Following that discussion we had on the other thread, I created this node group that allows you to mix 10 different textures for a single material using the object info “random” output as source for the mix.
You just need to remember to connect the textures and tell the node group how many textures you are mixing. The node group is in the material applied to the Suzanne head.
I hope you find it useful somehow. @piranha4D, I invite you to see if the solution is elegant enough.
I want to pile up some leaf debris in the corners. I downloaded some autumn leaves from 3dsky but once again I need a way to randomize which image texture gets used on each leaf.
Just a stupid question, Why can’t you use the random factor in the shader editor just to randomize the textures? Is it necessary to create different materials?

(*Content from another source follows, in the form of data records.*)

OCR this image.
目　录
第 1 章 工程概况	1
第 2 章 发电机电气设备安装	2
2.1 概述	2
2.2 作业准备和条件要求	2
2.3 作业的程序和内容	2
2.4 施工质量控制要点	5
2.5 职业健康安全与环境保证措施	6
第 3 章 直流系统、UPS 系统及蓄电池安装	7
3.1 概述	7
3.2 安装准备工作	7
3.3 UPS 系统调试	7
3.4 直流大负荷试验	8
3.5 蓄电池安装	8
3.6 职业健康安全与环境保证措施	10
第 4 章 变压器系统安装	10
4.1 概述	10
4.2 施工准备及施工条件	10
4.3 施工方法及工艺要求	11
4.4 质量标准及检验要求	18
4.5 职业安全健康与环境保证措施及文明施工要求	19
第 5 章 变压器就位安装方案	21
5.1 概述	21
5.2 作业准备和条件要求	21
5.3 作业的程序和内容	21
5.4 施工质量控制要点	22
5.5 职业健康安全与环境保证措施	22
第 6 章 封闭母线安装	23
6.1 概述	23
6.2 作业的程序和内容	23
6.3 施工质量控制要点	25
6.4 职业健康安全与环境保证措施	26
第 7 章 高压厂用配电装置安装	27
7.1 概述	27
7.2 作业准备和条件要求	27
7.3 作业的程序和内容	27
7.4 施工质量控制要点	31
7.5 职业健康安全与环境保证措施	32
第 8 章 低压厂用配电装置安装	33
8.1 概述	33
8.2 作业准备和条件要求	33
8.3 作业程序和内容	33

For a Shader, a pixel is the most primitive element, for Geometry, a vertex is. So, for a Shader, per-pixel, you can infer a coordinate-value on the 4-vertex plane through interpolation (sample per-pixel)… In GN, when distributing points on a 4-vertex plane, you just have the one face (sample per-face).
So, in GN, to increase your sampling space, you either need to fist distribute points, then delete (since each new point is now its own sample), or alternatively subdivide the face (to make more faces to sample).
Yes, other programs have this issue of “sampling context” also. A new Sample UV Surface node has been introduced in 3.4 Alpha, but even that will require a points distribution method other than “Distribute Points on Face”.
Basically making a sequence of mix nodes and using ramps or math nodes to create a sequence of boolean values to control the mixes.
I don’t know how to explain better. Maybe this image could help. Here I have just 3 different textures, but that could be much more. A math node with greater than or less then could perfectly do the job, I think. I never tried.